Apartman dairesinde sıcacık evimizde oturalım, soba yak, külünü dök, içini temizle, tavuklara yem at, köpeklere su ver,  maydanozların içerisindeki otları temizle gibi sıkıntıları çekmeyelim diye, bu bahçeli evlerin işleri artık bitmiyor, yorulduk dediğimizde kaybettik !!!

Evet hemen hemen hepsini, bizi biz yapan değerlerimizi ve bütün bu  güzellikleri kaybettik maalesef.

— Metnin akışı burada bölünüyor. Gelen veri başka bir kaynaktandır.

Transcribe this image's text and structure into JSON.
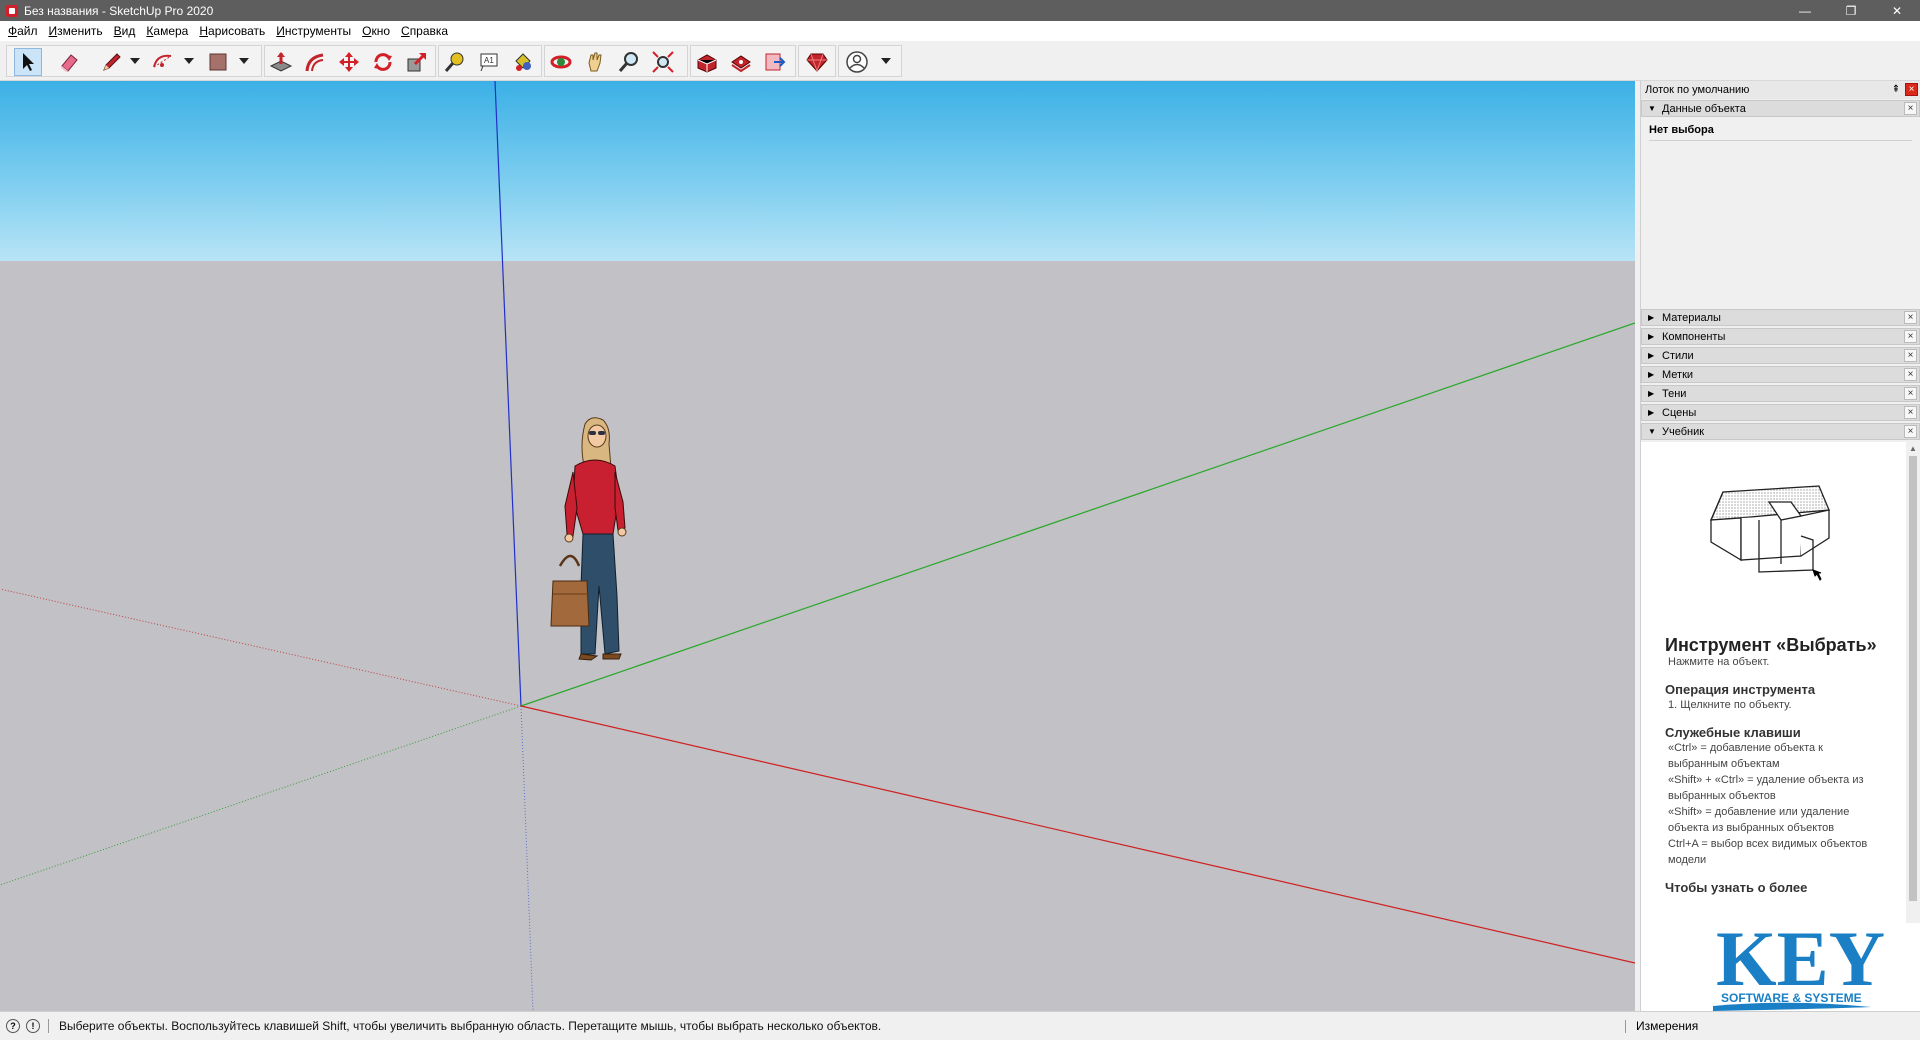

Benim gibi sizde üzgünsünüz değilmi !!!

Üzülmeyin arkadaşlar hepimizin elinde yapay zeka destekli bir akıllı telefon var onunla sadece vakit geçirmeye çalışıyoruz daha ne istiyoruz ki !!!

Geçmişte yaşadığımız bir çok imkansızlıklara rağmen zengindik biz.

Günümüzde ise, binlerce imkana ve teknolojik yeniliklere sahip olmamıza rağmen fakiriz biz.

Unutmayalım ki yaşadığımız coğrafyadaki bu dağların ovaların bir rakibi varsa oda rüzgârdır.
Rüzgâr doğada tek başına bir hükümdardır.

Yalnızlık, yaşamda bir an,
Her an yeniden başlayan..
ya da kocaman bir yalan,
Kovuldukça kovalayan..
düşündüğümde seni bana anlatan,

Yalnızlık paylaşılmaz
Paylaşılsa yalnızlık olmaz !!!

Kalın sağlıcakla...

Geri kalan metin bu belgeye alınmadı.